Беспалый тупо уставился перед собой, сдерживая в себе неукротимое желание грохнуть об стену передатчик. Он чувствовал, что майор Кротов хочет сообщить ему еще какую-то новость.
– Ну, выкладывай, что там у тебя еще, – буркнул он в рацию.
– Есть еще одна очень неприятная весть.
Беспалый с трудом улавливал прорывающиеся сквозь жуткий треск слова Кротова.
– Убит… нашли… – треск усилился, и Беспалый уже ничего не мог расслышать.
– Слушай, Кротов, ты можешь прямо сейчас ко мне подскочить? Ни хрена не слышно. Дуй быстро! Доложишь на месте.
– Есть. Сейчас буду.
Через десять минут майор Кротов с прапорщиком Родионычем навытяжку стояли перед сумрачным подполковником Беспалым. Беспалый буравил их тяжелым взглядом. Все беспокойные мысли начальника колонии слились в один назойливый, как оса, вопрос: «Как же теперь быть?»
Майор ему только что доложил, что в кладовке в бараке номер семь найден труп Щеголя со следами удушения.

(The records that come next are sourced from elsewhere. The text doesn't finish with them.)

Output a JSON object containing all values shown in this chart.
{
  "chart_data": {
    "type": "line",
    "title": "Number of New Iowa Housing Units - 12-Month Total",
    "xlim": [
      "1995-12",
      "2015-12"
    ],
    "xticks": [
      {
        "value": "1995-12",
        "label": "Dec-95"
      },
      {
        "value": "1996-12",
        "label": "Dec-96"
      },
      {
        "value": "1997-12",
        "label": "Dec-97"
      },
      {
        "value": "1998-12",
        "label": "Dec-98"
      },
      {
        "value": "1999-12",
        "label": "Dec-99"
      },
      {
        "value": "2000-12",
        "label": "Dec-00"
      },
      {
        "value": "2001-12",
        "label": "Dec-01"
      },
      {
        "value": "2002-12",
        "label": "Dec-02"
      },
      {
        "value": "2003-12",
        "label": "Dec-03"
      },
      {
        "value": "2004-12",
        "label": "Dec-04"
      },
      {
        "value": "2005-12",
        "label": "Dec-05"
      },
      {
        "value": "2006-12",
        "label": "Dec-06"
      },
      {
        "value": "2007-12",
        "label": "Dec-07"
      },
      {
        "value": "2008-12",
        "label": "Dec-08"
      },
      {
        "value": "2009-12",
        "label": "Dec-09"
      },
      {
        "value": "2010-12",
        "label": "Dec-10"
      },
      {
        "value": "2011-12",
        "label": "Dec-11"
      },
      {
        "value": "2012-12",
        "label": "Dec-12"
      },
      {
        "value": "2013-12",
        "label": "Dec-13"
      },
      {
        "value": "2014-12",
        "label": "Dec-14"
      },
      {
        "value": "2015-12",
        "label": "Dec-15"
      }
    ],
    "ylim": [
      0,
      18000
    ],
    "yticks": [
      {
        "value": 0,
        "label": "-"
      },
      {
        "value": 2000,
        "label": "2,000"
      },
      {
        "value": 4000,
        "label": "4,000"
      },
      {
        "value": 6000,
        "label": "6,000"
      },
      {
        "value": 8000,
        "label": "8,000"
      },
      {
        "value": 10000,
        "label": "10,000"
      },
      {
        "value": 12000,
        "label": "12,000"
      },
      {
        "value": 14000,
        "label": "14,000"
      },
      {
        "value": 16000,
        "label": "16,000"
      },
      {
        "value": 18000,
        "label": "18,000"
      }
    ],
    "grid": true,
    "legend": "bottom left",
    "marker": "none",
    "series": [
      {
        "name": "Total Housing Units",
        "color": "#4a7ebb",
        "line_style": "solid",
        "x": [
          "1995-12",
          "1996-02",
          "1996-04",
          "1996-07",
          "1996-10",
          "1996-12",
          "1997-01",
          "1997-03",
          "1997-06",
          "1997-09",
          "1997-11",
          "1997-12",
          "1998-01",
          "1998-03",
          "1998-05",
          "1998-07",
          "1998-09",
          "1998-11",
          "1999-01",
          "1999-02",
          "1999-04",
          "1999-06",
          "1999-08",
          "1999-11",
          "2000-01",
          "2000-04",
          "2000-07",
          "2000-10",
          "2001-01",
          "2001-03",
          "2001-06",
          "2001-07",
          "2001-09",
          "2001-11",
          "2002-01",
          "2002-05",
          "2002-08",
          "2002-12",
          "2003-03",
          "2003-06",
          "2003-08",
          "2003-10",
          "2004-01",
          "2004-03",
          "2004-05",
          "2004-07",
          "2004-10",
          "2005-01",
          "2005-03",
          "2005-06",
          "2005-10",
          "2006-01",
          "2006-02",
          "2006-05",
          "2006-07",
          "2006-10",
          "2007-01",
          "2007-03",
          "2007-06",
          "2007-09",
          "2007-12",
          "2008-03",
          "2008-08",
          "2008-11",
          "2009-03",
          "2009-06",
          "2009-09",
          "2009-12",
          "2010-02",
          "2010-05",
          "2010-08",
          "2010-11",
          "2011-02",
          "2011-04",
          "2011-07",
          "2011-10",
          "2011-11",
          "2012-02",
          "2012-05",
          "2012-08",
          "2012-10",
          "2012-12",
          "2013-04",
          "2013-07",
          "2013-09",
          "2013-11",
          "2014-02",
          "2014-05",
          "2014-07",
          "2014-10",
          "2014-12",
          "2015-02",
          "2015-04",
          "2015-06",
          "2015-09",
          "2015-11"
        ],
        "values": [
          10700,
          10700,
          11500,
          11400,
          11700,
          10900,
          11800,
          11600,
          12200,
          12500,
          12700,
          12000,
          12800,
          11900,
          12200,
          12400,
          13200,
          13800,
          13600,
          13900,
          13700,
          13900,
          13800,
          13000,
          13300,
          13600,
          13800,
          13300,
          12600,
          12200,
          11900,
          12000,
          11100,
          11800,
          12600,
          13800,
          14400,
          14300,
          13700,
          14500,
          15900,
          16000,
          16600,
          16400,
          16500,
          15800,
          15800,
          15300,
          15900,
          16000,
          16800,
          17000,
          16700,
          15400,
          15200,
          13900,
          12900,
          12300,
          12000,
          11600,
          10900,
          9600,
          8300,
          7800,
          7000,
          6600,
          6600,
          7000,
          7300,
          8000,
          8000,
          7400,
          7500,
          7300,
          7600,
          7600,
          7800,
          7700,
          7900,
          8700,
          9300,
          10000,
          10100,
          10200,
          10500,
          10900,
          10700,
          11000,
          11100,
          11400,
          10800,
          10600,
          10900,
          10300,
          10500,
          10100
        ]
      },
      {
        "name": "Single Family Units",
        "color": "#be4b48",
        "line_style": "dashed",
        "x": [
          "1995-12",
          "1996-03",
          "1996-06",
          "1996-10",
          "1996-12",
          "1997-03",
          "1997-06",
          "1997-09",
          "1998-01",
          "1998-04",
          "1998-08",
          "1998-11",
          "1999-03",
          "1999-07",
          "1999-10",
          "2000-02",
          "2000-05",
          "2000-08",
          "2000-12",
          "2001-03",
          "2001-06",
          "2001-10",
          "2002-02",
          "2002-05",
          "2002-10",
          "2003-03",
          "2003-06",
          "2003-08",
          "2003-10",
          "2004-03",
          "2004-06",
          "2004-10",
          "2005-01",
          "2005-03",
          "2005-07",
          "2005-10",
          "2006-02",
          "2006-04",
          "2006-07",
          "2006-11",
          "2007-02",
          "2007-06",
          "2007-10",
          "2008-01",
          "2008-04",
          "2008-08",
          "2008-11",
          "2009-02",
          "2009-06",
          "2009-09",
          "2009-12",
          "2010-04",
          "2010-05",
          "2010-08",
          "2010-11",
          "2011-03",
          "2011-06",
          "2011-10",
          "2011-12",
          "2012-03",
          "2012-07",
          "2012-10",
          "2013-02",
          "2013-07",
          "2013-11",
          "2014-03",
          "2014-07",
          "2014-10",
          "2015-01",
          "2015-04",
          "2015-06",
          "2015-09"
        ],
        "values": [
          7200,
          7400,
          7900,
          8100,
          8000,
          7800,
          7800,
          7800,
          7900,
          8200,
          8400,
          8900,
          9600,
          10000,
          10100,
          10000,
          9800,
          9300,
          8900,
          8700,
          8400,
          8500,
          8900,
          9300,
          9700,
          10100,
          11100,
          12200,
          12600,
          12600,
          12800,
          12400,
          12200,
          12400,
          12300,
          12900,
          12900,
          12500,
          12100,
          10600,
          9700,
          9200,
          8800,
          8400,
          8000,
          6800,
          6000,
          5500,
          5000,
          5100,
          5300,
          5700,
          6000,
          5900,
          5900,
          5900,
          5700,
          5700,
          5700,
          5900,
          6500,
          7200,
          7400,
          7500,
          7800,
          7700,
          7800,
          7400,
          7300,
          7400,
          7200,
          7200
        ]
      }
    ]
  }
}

О находке доложил старший прапорщик Родионыч, по показаниям которого заключенный Стась Ерофеев по кличке Щеголь вошел к себе в барак примерно в четыре утра – и с тех пор его живым не видели.
Вошел с докладом капитан Сомов.
Собак найти пока не удалось. Табельный «АКМ» сержанта также пропал без следа.

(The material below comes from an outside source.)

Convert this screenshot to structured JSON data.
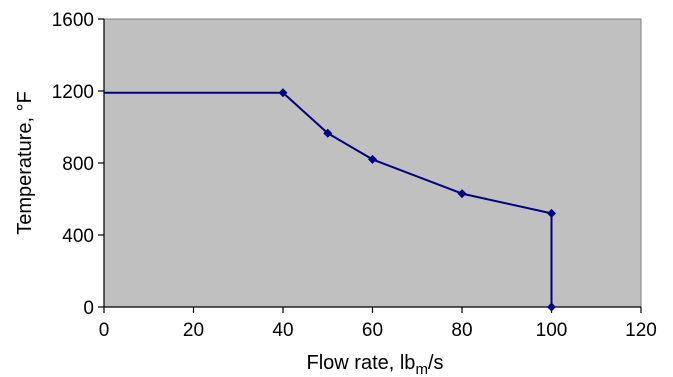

Беспалый искоса по очереди взглянул на Кротова, потом на Сомова, потом на прапорщика Родионыча, которые молча стояли у входа, и глухо приказал:
– Так. Поиски сержанта продолжать. Выяснить, куда делись собаки. Исчезновение четырех волкодавов – это не шутка. В колонии немедленно учинить общий шмон. Заключенных вывести на воздух – и проутюжить все бараки. Похоже, кто-то крутой сегодня ночью в этой заварухе ушел из колонии.

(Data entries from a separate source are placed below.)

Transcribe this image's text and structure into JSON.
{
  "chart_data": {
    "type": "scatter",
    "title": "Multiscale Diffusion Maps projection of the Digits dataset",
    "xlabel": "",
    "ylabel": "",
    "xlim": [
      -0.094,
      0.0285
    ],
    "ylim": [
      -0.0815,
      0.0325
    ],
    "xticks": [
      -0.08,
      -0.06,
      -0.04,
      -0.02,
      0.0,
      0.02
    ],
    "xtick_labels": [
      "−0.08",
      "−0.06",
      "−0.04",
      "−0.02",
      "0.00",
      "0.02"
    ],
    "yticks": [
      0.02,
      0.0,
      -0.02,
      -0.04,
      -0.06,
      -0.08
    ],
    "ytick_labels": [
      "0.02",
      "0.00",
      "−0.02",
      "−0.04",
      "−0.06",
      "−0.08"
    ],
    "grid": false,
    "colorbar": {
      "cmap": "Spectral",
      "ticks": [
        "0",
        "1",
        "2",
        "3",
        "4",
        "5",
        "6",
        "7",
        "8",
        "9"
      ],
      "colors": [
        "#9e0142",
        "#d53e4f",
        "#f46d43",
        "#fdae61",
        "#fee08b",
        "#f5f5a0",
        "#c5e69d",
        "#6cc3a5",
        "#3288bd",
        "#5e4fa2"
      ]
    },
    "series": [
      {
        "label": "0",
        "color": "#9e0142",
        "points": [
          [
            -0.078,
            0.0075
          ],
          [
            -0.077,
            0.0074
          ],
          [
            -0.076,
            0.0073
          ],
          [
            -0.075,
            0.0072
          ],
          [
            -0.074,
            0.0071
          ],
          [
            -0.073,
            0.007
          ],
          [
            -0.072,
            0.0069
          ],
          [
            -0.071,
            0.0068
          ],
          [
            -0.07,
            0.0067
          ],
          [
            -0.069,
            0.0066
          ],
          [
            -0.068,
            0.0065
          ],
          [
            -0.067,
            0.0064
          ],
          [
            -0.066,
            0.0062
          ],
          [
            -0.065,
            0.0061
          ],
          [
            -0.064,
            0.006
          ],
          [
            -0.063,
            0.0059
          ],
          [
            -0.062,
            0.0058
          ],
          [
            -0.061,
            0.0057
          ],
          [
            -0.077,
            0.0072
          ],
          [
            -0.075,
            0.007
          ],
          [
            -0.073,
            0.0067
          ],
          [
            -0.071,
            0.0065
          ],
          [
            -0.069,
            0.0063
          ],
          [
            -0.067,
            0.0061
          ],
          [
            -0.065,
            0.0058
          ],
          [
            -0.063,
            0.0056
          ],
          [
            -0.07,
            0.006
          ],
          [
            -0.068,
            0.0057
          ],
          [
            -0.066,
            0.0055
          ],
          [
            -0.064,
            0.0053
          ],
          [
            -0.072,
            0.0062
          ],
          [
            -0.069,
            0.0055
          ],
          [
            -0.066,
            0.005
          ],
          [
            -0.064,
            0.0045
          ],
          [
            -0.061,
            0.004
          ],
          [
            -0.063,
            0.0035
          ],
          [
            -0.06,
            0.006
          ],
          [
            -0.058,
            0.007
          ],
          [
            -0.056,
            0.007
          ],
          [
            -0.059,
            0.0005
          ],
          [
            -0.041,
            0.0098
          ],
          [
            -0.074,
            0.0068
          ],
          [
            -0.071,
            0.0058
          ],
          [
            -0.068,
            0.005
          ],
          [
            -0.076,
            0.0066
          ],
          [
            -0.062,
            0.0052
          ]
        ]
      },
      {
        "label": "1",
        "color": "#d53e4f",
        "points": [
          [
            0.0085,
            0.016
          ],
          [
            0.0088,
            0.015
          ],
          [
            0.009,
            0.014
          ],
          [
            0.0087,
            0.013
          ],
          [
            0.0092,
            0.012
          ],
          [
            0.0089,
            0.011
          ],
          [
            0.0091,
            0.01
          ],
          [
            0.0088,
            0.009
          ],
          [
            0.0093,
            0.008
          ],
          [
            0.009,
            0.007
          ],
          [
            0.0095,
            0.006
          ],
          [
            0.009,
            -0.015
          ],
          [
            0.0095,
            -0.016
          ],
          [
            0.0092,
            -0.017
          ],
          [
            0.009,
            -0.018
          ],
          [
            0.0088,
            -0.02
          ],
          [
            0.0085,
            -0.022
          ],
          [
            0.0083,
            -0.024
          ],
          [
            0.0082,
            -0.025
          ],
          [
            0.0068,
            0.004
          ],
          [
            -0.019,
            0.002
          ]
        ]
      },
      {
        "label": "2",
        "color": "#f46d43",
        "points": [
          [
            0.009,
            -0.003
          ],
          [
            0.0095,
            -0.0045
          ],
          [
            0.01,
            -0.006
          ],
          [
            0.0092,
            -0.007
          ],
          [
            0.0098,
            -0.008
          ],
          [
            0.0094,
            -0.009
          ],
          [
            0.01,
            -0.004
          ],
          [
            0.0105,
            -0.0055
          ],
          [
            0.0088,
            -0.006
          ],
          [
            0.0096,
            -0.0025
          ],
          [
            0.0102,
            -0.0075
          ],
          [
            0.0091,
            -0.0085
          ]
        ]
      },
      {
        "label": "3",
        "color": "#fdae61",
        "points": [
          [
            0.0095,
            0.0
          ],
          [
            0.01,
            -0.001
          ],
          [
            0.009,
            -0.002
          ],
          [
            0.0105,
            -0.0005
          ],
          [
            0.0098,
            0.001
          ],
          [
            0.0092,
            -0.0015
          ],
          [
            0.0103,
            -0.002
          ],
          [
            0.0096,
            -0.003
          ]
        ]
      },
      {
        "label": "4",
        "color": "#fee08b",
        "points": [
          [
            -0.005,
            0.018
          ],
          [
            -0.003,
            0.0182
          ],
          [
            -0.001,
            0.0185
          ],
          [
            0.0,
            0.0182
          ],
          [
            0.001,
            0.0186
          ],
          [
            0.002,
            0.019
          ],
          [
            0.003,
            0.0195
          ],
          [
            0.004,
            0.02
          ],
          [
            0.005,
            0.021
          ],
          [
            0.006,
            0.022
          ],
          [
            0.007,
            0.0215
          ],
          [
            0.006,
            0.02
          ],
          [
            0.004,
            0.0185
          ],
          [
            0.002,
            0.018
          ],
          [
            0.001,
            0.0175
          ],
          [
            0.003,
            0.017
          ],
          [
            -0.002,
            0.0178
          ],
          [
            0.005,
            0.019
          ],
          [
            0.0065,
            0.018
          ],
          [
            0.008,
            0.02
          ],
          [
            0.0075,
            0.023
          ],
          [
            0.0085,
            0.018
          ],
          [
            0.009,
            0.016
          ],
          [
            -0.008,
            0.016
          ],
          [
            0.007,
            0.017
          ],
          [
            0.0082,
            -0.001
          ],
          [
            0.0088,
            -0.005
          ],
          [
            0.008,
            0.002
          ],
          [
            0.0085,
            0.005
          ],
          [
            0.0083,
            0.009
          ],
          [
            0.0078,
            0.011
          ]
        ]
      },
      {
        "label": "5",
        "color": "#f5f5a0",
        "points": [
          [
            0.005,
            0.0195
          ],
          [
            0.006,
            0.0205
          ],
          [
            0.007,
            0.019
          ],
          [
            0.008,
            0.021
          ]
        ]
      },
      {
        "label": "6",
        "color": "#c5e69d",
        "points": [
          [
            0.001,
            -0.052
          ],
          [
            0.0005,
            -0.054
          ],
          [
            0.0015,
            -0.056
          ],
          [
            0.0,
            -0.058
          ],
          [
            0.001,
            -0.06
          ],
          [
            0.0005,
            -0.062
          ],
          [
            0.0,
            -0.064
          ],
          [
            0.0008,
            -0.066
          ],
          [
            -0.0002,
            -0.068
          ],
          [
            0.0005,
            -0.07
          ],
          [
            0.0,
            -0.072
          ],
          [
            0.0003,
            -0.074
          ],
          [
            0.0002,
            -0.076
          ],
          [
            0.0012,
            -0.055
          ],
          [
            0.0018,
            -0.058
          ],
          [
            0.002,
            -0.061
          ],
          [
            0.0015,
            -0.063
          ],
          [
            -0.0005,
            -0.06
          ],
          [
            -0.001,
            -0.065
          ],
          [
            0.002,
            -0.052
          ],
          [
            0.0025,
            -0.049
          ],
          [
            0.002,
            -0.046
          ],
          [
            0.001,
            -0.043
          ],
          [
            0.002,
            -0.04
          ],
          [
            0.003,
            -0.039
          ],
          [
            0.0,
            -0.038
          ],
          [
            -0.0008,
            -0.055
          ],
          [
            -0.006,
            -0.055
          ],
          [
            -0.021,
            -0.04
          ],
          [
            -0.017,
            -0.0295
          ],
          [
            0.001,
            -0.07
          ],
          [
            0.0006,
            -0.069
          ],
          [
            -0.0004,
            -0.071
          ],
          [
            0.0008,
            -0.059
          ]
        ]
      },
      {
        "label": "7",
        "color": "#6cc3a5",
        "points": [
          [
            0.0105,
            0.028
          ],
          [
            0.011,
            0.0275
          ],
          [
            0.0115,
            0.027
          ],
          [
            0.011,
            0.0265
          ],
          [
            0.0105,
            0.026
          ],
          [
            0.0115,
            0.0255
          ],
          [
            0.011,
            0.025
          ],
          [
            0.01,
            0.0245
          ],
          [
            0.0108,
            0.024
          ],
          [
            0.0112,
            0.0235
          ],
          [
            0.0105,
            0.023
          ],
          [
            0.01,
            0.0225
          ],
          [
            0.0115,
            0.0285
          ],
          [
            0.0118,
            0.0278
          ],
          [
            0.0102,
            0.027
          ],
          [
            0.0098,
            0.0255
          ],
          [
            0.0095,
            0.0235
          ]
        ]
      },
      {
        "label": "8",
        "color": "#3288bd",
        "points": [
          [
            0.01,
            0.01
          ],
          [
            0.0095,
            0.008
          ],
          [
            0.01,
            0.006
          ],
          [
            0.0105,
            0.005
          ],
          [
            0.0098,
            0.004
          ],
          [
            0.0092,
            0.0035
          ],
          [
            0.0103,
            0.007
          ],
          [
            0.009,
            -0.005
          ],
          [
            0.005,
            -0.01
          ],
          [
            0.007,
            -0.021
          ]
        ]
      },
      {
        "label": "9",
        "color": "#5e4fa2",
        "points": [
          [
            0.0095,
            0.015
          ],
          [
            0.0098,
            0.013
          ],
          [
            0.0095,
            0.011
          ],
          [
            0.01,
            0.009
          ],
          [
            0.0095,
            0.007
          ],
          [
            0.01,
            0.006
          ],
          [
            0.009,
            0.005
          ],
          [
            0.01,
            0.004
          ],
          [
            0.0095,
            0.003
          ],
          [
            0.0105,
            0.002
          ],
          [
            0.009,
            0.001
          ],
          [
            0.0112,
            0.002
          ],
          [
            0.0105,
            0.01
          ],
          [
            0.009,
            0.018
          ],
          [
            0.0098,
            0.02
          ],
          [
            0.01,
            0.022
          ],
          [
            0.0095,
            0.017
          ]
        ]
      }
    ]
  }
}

– Да как же, тааищ… – начал было Кротов, но Беспалый, поморщившись, оборвал его.
– Установить, кто ушел. Возможно, это Ковнер Александр по кличке Сашка Клин. Допросить всех его соседей по бараку. Кто что видел, кто что слышал? Все! Выполняйте, майор. А вы, Сомов, еще раз пересчитайте заключенных.
Когда Кротов с Сомовым выскочили за дверь, Беспалый повернулся к Родионычу.
– Вот такие дела, Родионыч! Херовые!
– Теперь что ж, Александр Тимофеич, шею намылят? – невозмутимо поинтересовался тот.
Подполковник Беспалый пропустил мимо ушей недопустимую фамильярность со стороны прапорщика.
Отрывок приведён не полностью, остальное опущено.